I’m gonna tell you how it goes.
You tell me if I’m right.
- It’s farmer’s market season. YAAAAS!! It’s here!
- Get overly excited. Make an outing out of it, that turns into a full afternoon.
- You arrive. Get overwhelmed. Start randomly buying things, because hey. It’s all good for you, and you want to be healthy.
- Leave proud. With a bag full of veg and stuff, and no money left.
- Get home. Wait. Why do you feel like you have nothing to cook for dinner?
- Look at your random veggies and fruit. They’re beautiful, but what the heck do you make with chard and those random fava beans you got talked into?
- You put them in the fridge…and forget about them. Or eye them daily, with guilt. Until the sad day they go bad.
- The next week, repeat.
All those good, healthy cooking intentions right down the drain.
I know, you guys.
The healthy struggle is real on this one.
So today, I want to give you a better plan of attack.
On 1), how to make an amazing salad (everyone will love) with all those random things you bought at the farmer’s market, that you can swap and change every so slightly as new things come into season this summer.
How to navigate that market better so you get the best deals, and buy stuff you’ll actually use.
So you can eat healthier, eat local, eat fresh, support your city farmers, and not lose your *ish and waste money every time you try.
Sarah’s Rules of Farmer’s Market-ing:
- Make a full lap before you commit. Take note of each stall’s selection, and prices. You’re looking for a good one stop shop.
- Exceptions to rule #1 would be a small stall with and insane deal. They specialize in one or two things, and you can clean up here!
- Organic vs non-organic: at a farmer’s market, everything is grown fresh and local. The “organic” label just means that particular farm has gone through the (expensive) process to get USDA certified. This doesn’t mean that those that aren’t labeled as such don’t use pesticides. Bottom line: anything you buy at a market is likely loved on, taken care of, and of super high quality for you to consume. You can always ask, but I rarely do. It’s part of the benefit of shopping here (unlike the store, where there is a huge difference between the two).
- Ready? You must have a specific plan for every single thing you buy. Know how you will incorporate it into your week. Don’t buy random things just because they look good!
- Lean towards items you can use in multiple ways. This is how I make rule #4 not feel restrictive for my free spirit cooking ‘tude. Zucchini = noodles, grilled or roasted, chopped in salads, scooped and filled with veggies and meat or cheese, or fresh from the fridge and sliced and dipped into guacamole like I posted this week on instagram and snapchat (sarahadler0).
- Buy something new/that you’re scared of, and ask the farmer how to cook or use it. I found these amazing pea shoots this week because of it, and I’ll never not buy them again. This is how you get to be a better cook, I promise.

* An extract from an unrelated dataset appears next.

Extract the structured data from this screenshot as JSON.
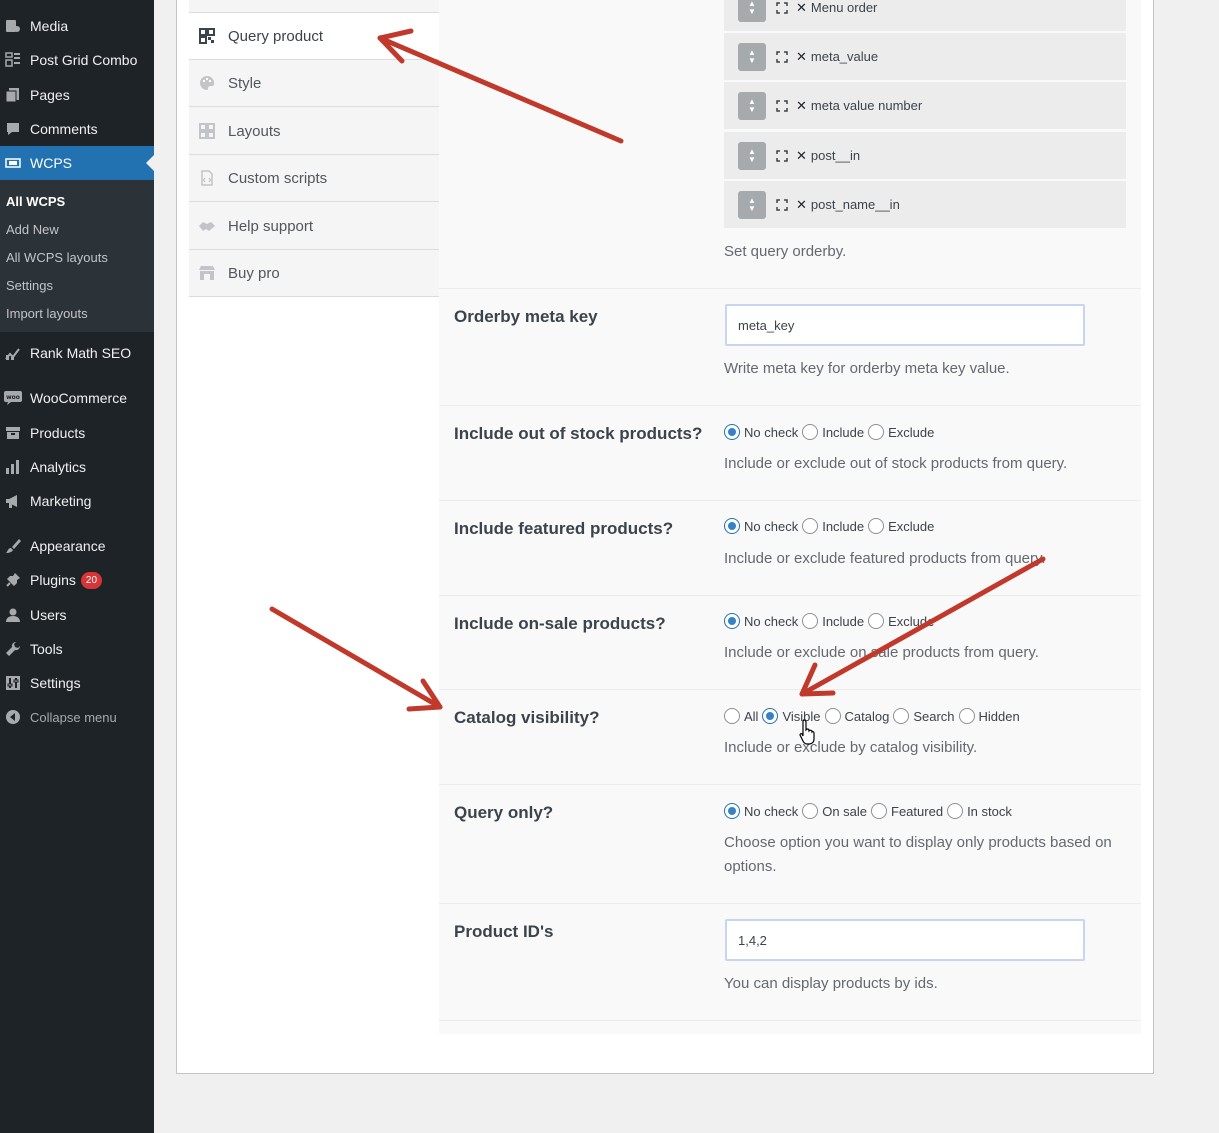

- Still confused? Copy my little blueprint:
- Buy 1 huge head of lettuce (for smoothies and salads)
- Buy 2 fun salad additions (pea shoots, carrots, green beans, snap peas, patty pan squash, etc)
- Buy 1 thing that scares you
- Buy 1 bunch of herbs. Basil, parsley and cilantro are by far, the easiest to use in so many dishes and homemade dressings. Blend whatever starts to wilt with olive oil, sea salt and pepper and freeze in ice cube trays.

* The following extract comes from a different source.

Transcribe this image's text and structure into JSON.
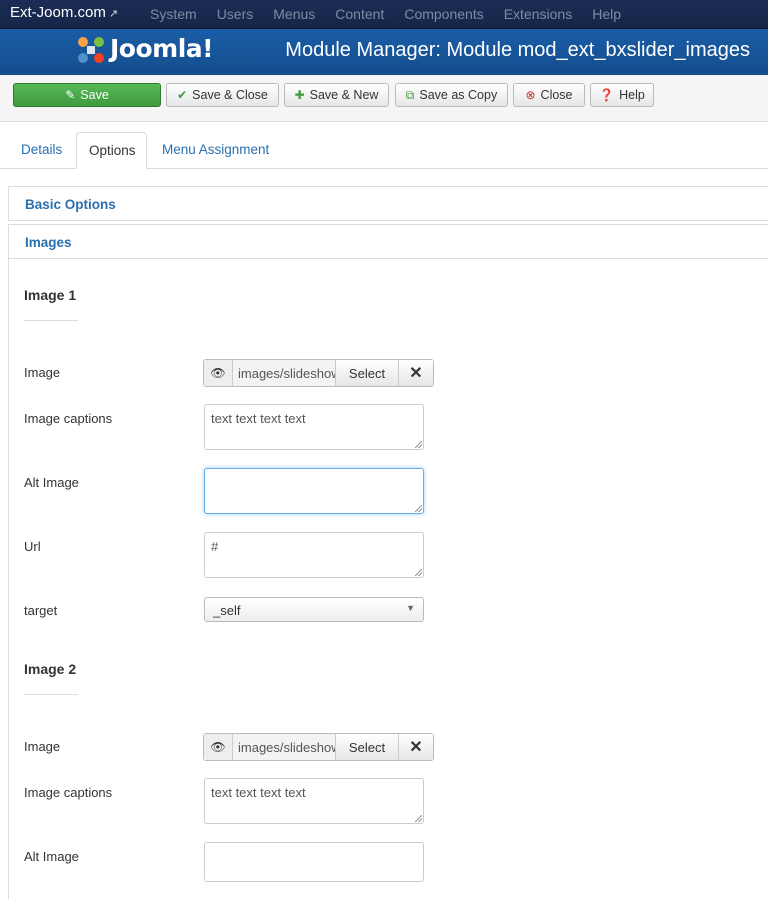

- Buy 1 more decadent thing (grass fed meat, a beautiful cheese, a gluten-free cookie or bread)
- Buy the $5 flowers. Always get the flowers. To keep, to give to someone else, just do it.
So now, let’s put this all into practice. With a salad I’ve been non-stop on, all week. Because it goes with every kind of dinner (or as dinner itself).

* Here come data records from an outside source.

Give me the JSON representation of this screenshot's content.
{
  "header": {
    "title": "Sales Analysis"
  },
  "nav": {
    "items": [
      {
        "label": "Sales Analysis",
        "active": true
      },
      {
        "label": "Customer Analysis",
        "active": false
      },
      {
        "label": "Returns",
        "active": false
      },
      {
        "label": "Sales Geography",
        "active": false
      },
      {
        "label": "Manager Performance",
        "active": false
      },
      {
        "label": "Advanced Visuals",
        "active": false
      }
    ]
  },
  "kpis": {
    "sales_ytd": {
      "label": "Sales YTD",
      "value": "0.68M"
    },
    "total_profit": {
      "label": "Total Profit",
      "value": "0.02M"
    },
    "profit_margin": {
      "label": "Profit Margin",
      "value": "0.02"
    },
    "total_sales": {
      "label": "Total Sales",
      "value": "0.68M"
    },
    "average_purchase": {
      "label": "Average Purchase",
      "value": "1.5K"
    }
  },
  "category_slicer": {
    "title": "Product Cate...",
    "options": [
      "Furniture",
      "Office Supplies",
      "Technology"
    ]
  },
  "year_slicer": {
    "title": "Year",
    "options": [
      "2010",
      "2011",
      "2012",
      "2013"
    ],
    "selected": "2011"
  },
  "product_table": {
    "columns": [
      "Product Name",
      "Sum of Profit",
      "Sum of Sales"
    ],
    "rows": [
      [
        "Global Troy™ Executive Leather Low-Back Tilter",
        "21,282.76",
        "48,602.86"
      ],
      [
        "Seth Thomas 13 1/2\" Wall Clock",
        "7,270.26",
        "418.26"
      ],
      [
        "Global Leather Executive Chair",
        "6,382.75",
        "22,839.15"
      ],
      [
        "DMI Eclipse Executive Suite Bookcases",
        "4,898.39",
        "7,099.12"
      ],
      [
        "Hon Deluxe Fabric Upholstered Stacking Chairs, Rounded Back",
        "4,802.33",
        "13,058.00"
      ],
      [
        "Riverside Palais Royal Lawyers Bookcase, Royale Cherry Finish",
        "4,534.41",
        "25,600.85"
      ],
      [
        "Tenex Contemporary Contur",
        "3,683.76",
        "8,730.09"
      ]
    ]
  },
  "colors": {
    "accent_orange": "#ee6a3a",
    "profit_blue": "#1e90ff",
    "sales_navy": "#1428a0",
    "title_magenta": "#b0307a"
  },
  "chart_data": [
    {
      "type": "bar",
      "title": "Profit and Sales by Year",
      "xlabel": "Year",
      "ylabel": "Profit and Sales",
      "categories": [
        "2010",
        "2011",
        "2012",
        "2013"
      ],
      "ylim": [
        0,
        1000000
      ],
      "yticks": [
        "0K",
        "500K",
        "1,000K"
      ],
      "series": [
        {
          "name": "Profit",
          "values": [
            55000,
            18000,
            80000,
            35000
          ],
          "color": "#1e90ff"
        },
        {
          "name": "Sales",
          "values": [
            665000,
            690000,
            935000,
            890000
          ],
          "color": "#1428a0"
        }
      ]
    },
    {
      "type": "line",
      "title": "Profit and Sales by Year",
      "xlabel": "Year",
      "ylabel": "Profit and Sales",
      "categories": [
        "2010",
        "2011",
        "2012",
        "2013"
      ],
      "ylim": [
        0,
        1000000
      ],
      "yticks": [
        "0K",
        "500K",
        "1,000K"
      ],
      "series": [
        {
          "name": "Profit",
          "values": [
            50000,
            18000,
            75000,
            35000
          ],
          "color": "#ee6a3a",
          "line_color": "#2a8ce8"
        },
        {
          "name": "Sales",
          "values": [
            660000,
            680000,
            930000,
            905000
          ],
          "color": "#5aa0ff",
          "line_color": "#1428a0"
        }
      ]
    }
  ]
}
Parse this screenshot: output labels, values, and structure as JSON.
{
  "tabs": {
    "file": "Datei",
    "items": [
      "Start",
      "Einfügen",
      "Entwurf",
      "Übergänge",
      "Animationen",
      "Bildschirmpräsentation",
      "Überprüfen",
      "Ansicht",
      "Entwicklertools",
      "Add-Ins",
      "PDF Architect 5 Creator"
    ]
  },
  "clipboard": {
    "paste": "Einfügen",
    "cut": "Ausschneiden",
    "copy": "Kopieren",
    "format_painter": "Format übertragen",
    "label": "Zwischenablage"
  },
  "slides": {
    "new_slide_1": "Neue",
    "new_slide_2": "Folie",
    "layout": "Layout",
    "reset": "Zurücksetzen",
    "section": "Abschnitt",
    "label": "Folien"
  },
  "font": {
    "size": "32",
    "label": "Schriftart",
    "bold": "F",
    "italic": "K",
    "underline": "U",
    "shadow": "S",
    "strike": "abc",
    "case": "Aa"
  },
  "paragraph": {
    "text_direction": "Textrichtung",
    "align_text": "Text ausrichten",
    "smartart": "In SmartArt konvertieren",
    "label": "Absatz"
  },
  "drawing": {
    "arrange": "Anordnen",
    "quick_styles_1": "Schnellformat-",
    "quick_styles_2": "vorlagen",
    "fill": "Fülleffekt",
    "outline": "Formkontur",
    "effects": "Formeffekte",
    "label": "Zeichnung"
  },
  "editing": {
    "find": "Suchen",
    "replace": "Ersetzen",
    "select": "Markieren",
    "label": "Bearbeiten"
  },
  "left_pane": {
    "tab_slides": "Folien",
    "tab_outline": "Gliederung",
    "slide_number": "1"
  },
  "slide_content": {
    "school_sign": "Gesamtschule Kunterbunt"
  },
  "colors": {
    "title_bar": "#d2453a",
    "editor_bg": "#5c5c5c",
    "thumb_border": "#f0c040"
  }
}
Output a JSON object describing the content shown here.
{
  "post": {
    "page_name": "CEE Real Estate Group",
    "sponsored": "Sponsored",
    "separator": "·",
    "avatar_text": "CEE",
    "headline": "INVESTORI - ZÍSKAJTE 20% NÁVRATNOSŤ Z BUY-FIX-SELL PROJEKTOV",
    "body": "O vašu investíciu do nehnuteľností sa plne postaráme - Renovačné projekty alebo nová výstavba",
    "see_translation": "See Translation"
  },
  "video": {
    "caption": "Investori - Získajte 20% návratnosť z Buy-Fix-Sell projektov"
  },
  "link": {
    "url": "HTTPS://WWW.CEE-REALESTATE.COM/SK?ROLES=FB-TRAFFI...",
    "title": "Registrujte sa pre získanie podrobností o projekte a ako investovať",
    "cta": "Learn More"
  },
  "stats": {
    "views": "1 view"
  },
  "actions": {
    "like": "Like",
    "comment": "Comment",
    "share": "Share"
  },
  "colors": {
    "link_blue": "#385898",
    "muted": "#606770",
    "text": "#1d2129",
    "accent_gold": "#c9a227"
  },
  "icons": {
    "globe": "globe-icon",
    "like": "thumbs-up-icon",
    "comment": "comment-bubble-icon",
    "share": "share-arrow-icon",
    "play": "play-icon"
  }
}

The Summer Farmer’s Market Salad
Makes 2-3 servings
Notes: The beauty of this salad is that there are no rules. Throw in whatever veggie, herbs and cheese combination as the produce changes throughout the summer, and still love how it tastes!
1 head butter or similar lettuce, washed and torn
1 cup baby tomatoes (or larger), sliced
1 mexican, pattypan or regular zucchini, sliced thinly (or into ribbons)
1 handful pea shoots (or snap peas, green beans or sprouts)
1 generous handful chopped basil
1 medium ball of fresh mozzarella, sliced
Pesto (see recipe below, or store bought)
pine nuts (optional)
1 large bunch basil
1/2 cup pine nuts (or walnuts or almonds)
1 cup parmesan cheese
1 lemon, juiced
sea salt and pepper to taste
Blend all ingredients with a bit of olive oil and water until smooth.
For the salad:
Mix 1 large scoop of pesto with a glug or two of olive oil. Whisk to combine. This is your dressing. Save the pesto in a airtight container to use throughout the week. You know, on everything.
Toss crisped lettuce with the dressing first, then layer in all other ingredients, ending with the cheese and herbs last to serve.